Like the San Jose Rep, the gallery is celebrating its 30th anniversary, and figures why not have the wild-and-crazy actor/comedian participate in the celebration.
What exactly would he expected to do…? Well, aside from assuring he could do, “whatever you want!” the playful letter suggests that he could be a guest speaker, become the ICA’s first celebrity fan, and, most importantly, add $20 to the donation box.
It’s a clever idea. Heck, why work through PR channels when you can harness the power of social media?

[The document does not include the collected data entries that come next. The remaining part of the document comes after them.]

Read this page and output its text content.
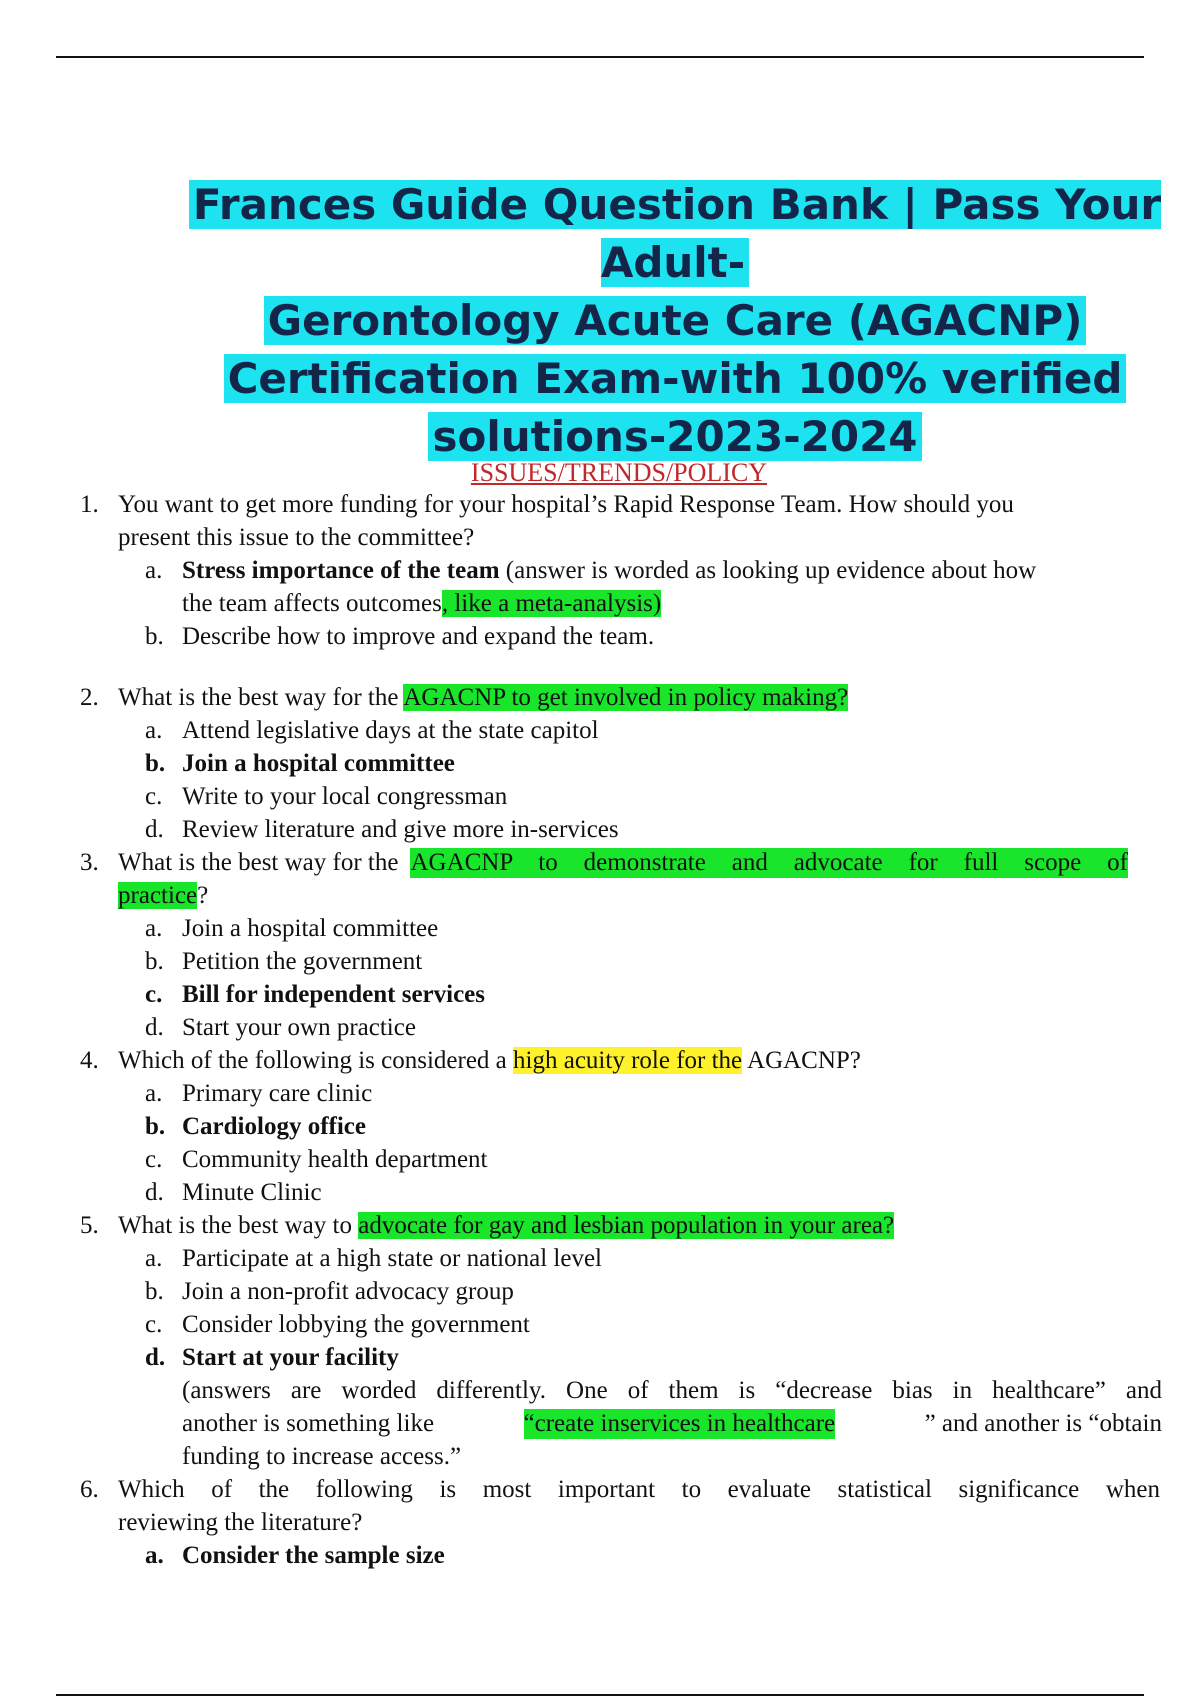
Frances Guide Question Bank | Pass Your Adult-
Gerontology Acute Care (AGACNP)
Certification Exam-with 100% verified
solutions-2023-2024
ISSUES/TRENDS/POLICY
1. You want to get more funding for your hospital’s Rapid Response Team. How should you
present this issue to the committee?
a. Stress importance of the team (answer is worded as looking up evidence about how
the team affects outcomes, like a meta-analysis)
b. Describe how to improve and expand the team.
2. What is the best way for the AGACNP to get involved in policy making?
a. Attend legislative days at the state capitol
b. Join a hospital committee
c. Write to your local congressman
d. Review literature and give more in-services
3. What is the best way for the AGACNP to demonstrate and advocate for full scope of
practice?
a. Join a hospital committee
b. Petition the government
c. Bill for independent services
d. Start your own practice
4. Which of the following is considered a high acuity role for the AGACNP?
a. Primary care clinic
b. Cardiology office
c. Community health department
d. Minute Clinic
5. What is the best way to advocate for gay and lesbian population in your area?
a. Participate at a high state or national level
b. Join a non-profit advocacy group
c. Consider lobbying the government
d. Start at your facility
(answers are worded differently. One of them is “decrease bias in healthcare” and
another is something like	“create inservices in healthcare	” and another is “obtain
funding to increase access.”
6. Which of the following is most important to evaluate statistical significance when
reviewing the literature?
a. Consider the sample size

In fact, it’s already garnered an influential mention in man-about-town Sal Pizarro’s always fun Merc column. Sal writes, “It would be something else if Steve Martin — the actor, comedian, musician and playwright — walked through the doors of San Jose’s Institute of Contemporary Art next month.”
Yes, that would be something. And given that Steve Martin is a reported collector and fan of art, it would be entirely appropriate and also a reason to raise a glass to creative marketing. Even if Kimball and team don’t get their wish, it’s a cheeky campaign.
One of my fondest Steve Martin movie moments–and there are so, so many–comes from L.A. Story (1991), a sleeper that gave Sarah Jessica Parker her big break as a bohemian girlfriend, eager to dance in the rain. My favorite scene, though, involves a piece of art. We don’t see it at first. Martin passionately speaks about it while staring at it intently with friends looking on. We see his facial expressions, and hear him describe his deep emotions–this painting evokes deep human meaning. When we finally see the painting, a nondescript blur of red paint, we learn yet another tidbit that is the superficial of Los Angeles. To this day, I laugh out-loud foolishly; one of many brilliant scenes in a brilliant film.
In the words of the ICA, I too “look forward to a-snowball’s-chance-in-hell” of seeing Steve Martin next month in San Jose.